Updated

The anti-immigration Northern League party is again fanning the flames of racism in Italy, just days after a plea from Pope Francis for greater tolerance in the predominantly Catholic country.

The pope last Monday flew on his first trip outside Rome to the tiny of island of Lampedusa to "cry for the dead" migrants and refugees who perish trying to cross the Mediterranean to Europe.

He urged people to heed "the cries of others" on a trip that humanitarian organisations and Italian parliament speaker Laura Boldrini, a former United Nations refugee worker, hailed as "historic".

But some politicians, who are little inclined to defend secularism in Italy on issues such as crucifixes in churches, abortion or gay marriage, called for greater "autonomy" from the Church.

Fabrizio Cicchitto, a deputy from Silvio Berlusconi's People of Freedom party, said there was a difference between "religious preaching" and "a state handling a difficult, complex and insidious phenomenon".

Lawmakers from the Northern League have gone further, calling on the pontiff to provide "money and land to house immigrants" who land in Europe.

The debate has taken a sinister twist after the deputy speaker of the Italian Senate, Roberto Calderoli, a leading member of the Northern League, compared Italy's first black minister to an orangutan.

The remarks against Integration Minister Cecile Kyenge have been condemned by most politicians, with Prime Minister Enrico Letta speaking of a "shameful chapter" for the country and President Giorgio Napolitano saying they were an example of "barbarism".

Calderoli said the jibe was intended as a "joke" and added insult to injury saying he "liked animals a lot".

The Northern League on Monday even decided to capitalise on the publicity it is receiving and announced it would hold a demonstration against illegal immigration in Turin on September 7.

Kyenge, a doctor and an Italian citizen of Congolese origin, says she has received daily threats since being nominated.

Her reaction has been low-key but she has said the slur shows "a lack of knowledge of others and of the phenomenon of migration, as well as an absence of culture of immigration".

The centre-left Democratic Party has been equally critical and leading senator Luigi Zanda said Kyenge's proposal on a law to allow children of immigrants to acquire Italian citizenship should now be adopted as quickly as possible.
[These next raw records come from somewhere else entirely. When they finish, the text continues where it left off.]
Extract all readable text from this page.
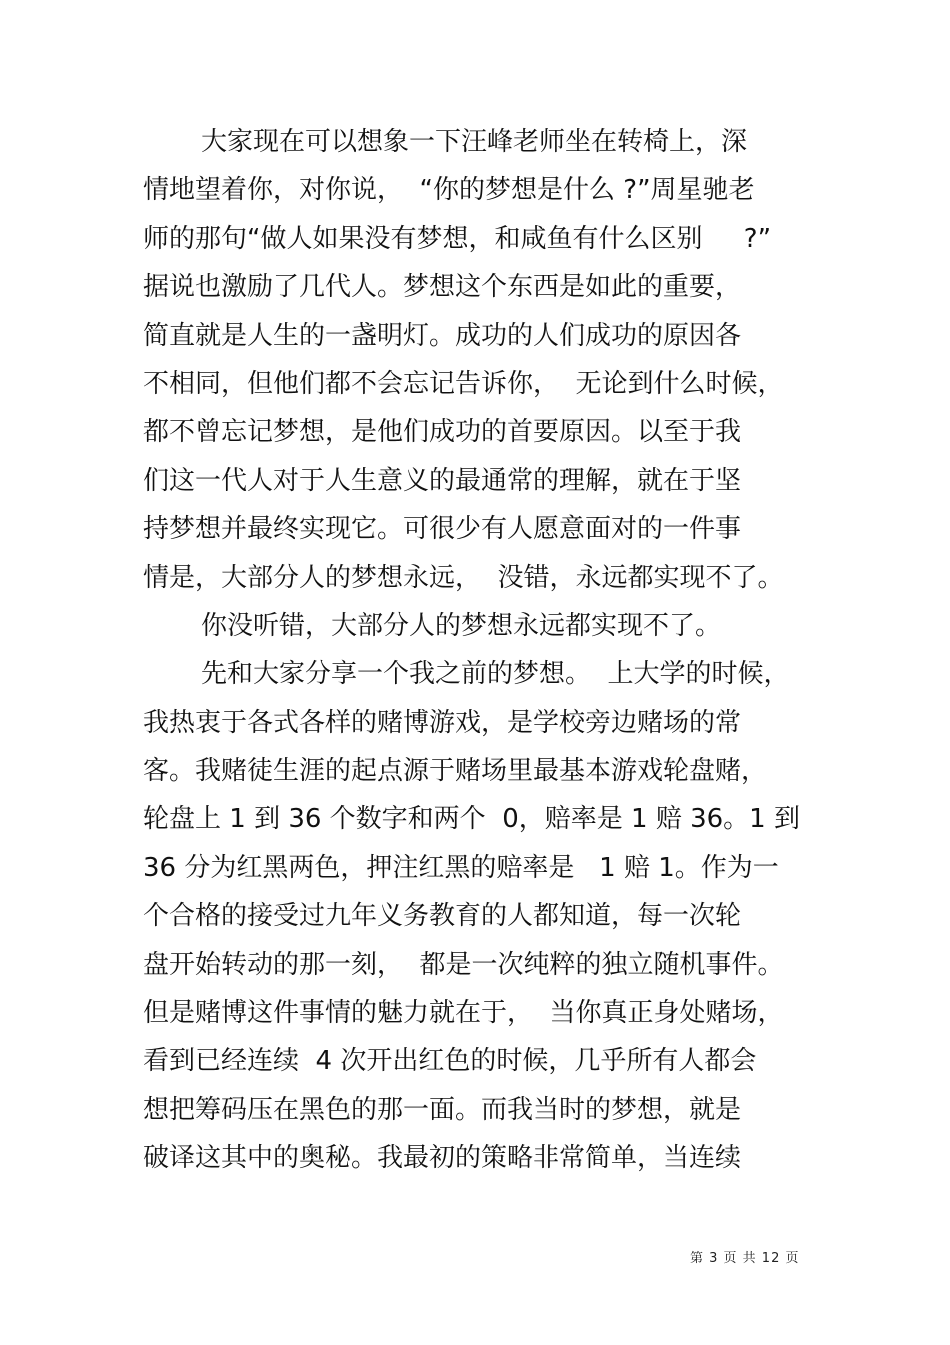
大家现在可以想象一下汪峰老师坐在转椅上，深
情地望着你，对你说，  “你的梦想是什么 ?”周星驰老
师的那句“做人如果没有梦想，和咸鱼有什么区别     ?”
据说也激励了几代人。梦想这个东西是如此的重要，
简直就是人生的一盏明灯。成功的人们成功的原因各
不相同，但他们都不会忘记告诉你，  无论到什么时候，
都不曾忘记梦想，是他们成功的首要原因。以至于我
们这一代人对于人生意义的最通常的理解，就在于坚
持梦想并最终实现它。可很少有人愿意面对的一件事
情是，大部分人的梦想永远，  没错，永远都实现不了。
你没听错，大部分人的梦想永远都实现不了。
先和大家分享一个我之前的梦想。  上大学的时候，
我热衷于各式各样的赌博游戏，是学校旁边赌场的常
客。我赌徒生涯的起点源于赌场里最基本游戏轮盘赌，
轮盘上 1 到 36 个数字和两个  0，赔率是 1 赔 36。1 到
36 分为红黑两色，押注红黑的赔率是   1 赔 1。作为一
个合格的接受过九年义务教育的人都知道，每一次轮
盘开始转动的那一刻，  都是一次纯粹的独立随机事件。
但是赌博这件事情的魅力就在于，  当你真正身处赌场，
看到已经连续  4 次开出红色的时候，几乎所有人都会
想把筹码压在黑色的那一面。而我当时的梦想，就是
破译这其中的奥秘。我最初的策略非常简单，当连续
第 3 页 共 12 页
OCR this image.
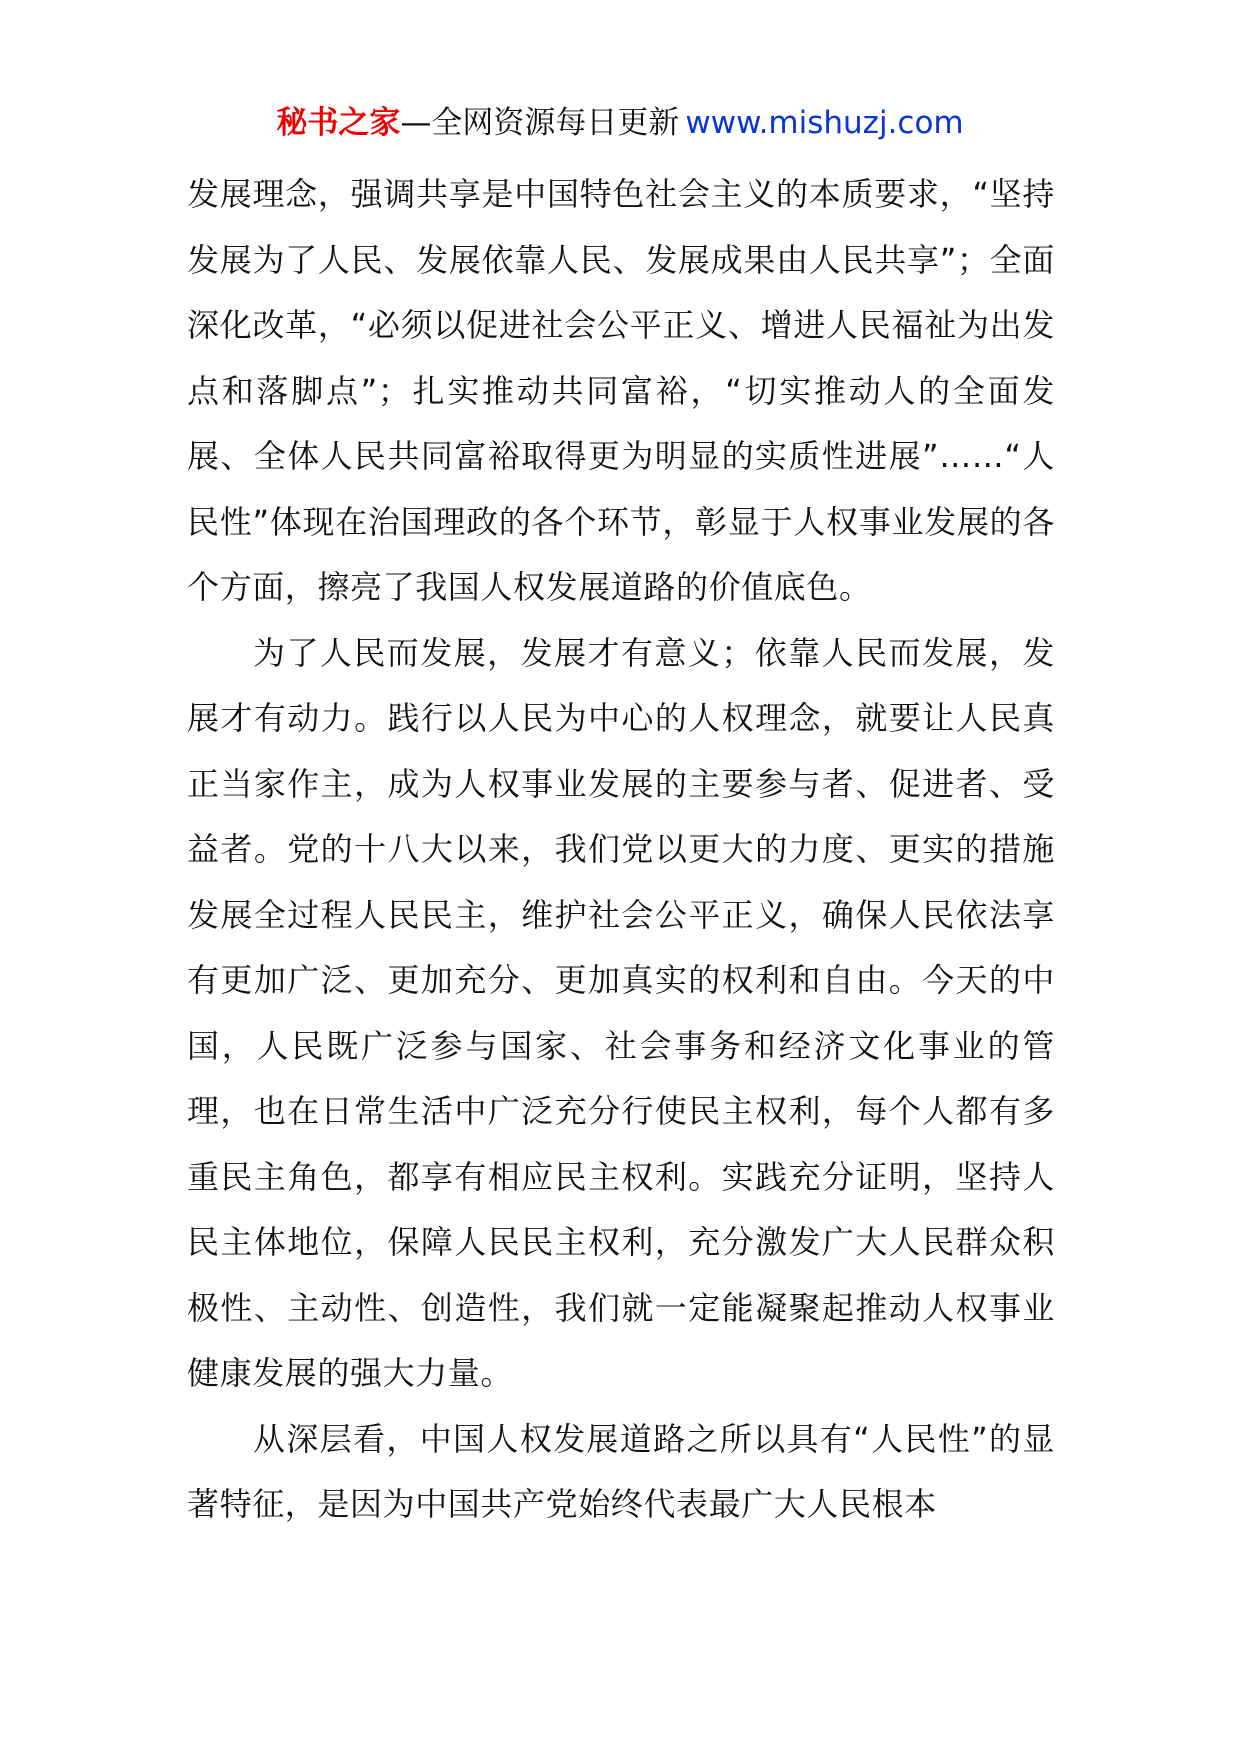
秘书之家—全网资源每日更新 www.mishuzj.com

发展理念，强调共享是中国特色社会主义的本质要求，“坚持发展为了人民、发展依靠人民、发展成果由人民共享”；全面深化改革，“必须以促进社会公平正义、增进人民福祉为出发点和落脚点”；扎实推动共同富裕，“切实推动人的全面发展、全体人民共同富裕取得更为明显的实质性进展”……“人民性”体现在治国理政的各个环节，彰显于人权事业发展的各个方面，擦亮了我国人权发展道路的价值底色。

为了人民而发展，发展才有意义；依靠人民而发展，发展才有动力。践行以人民为中心的人权理念，就要让人民真正当家作主，成为人权事业发展的主要参与者、促进者、受益者。党的十八大以来，我们党以更大的力度、更实的措施发展全过程人民民主，维护社会公平正义，确保人民依法享有更加广泛、更加充分、更加真实的权利和自由。今天的中国，人民既广泛参与国家、社会事务和经济文化事业的管理，也在日常生活中广泛充分行使民主权利，每个人都有多重民主角色，都享有相应民主权利。实践充分证明，坚持人民主体地位，保障人民民主权利，充分激发广大人民群众积极性、主动性、创造性，我们就一定能凝聚起推动人权事业健康发展的强大力量。

从深层看，中国人权发展道路之所以具有“人民性”的显著特征，是因为中国共产党始终代表最广大人民根本
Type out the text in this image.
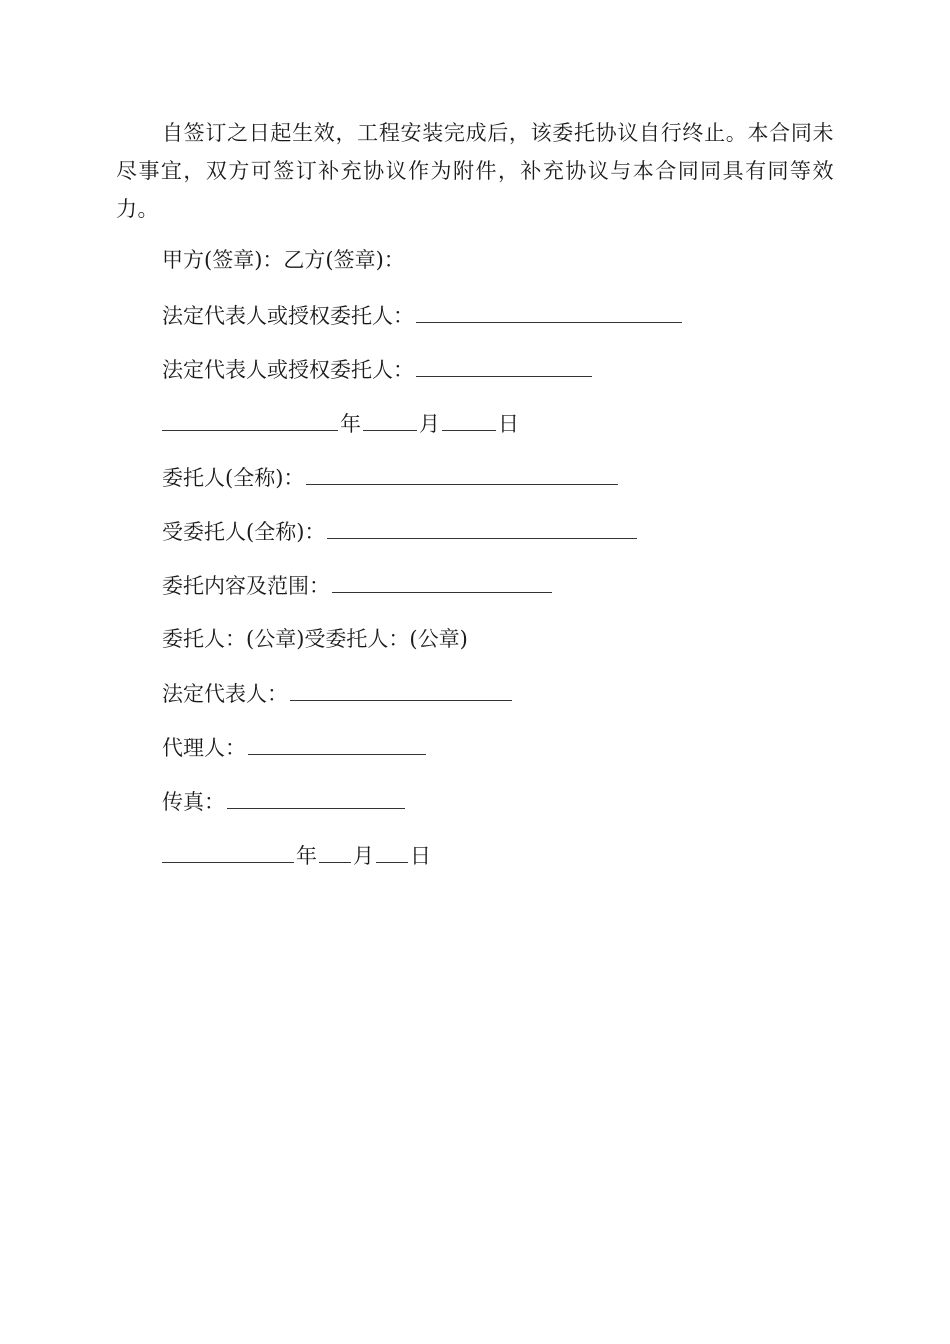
自签订之日起生效，工程安装完成后，该委托协议自行终止。本合同未尽事宜，双方可签订补充协议作为附件，补充协议与本合同同具有同等效力。

甲方(签章)：乙方(签章)：
法定代表人或授权委托人：
法定代表人或授权委托人：
年	月	日
委托人(全称)：
受委托人(全称)：
委托内容及范围：
委托人：(公章)受委托人：(公章)
法定代表人：
代理人：
传真：
年 月 日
Historically a land of emigration, Italy's foreign-born population has increased exponentially over the last two decades ever since the wave of immigration from Albania in 1992.

Since the revolutions in Tunisia and Libya there has also been an increased influx of migrant workers from sub-Saharan Africa transiting through these countries.

In 10 years, between 2002 and 2012, the share of immigrants in the population has tripled to reach 7.9 percent, according to figures from the labour ministry.

At a meeting in Rome on Monday, Letta and his Maltese counterpart Joseph Muscat called for greater assistance from the European Union to manage undocumented migration.

Muscat, who last week threatened to send migrants back to Libya, said the situation was "unsustainable" since there were no EU rules on the "pushback and push forward of migrants" to other parts of the EU.

A former member of the Christian Democratic party, Letta said it was "fundamental to apply the pope's appeal launched in Lampedusa: 'Never again'."

The United Nations says thousands of people have drowned in recent years trying to reach Italian shores and 40 have died so far this year.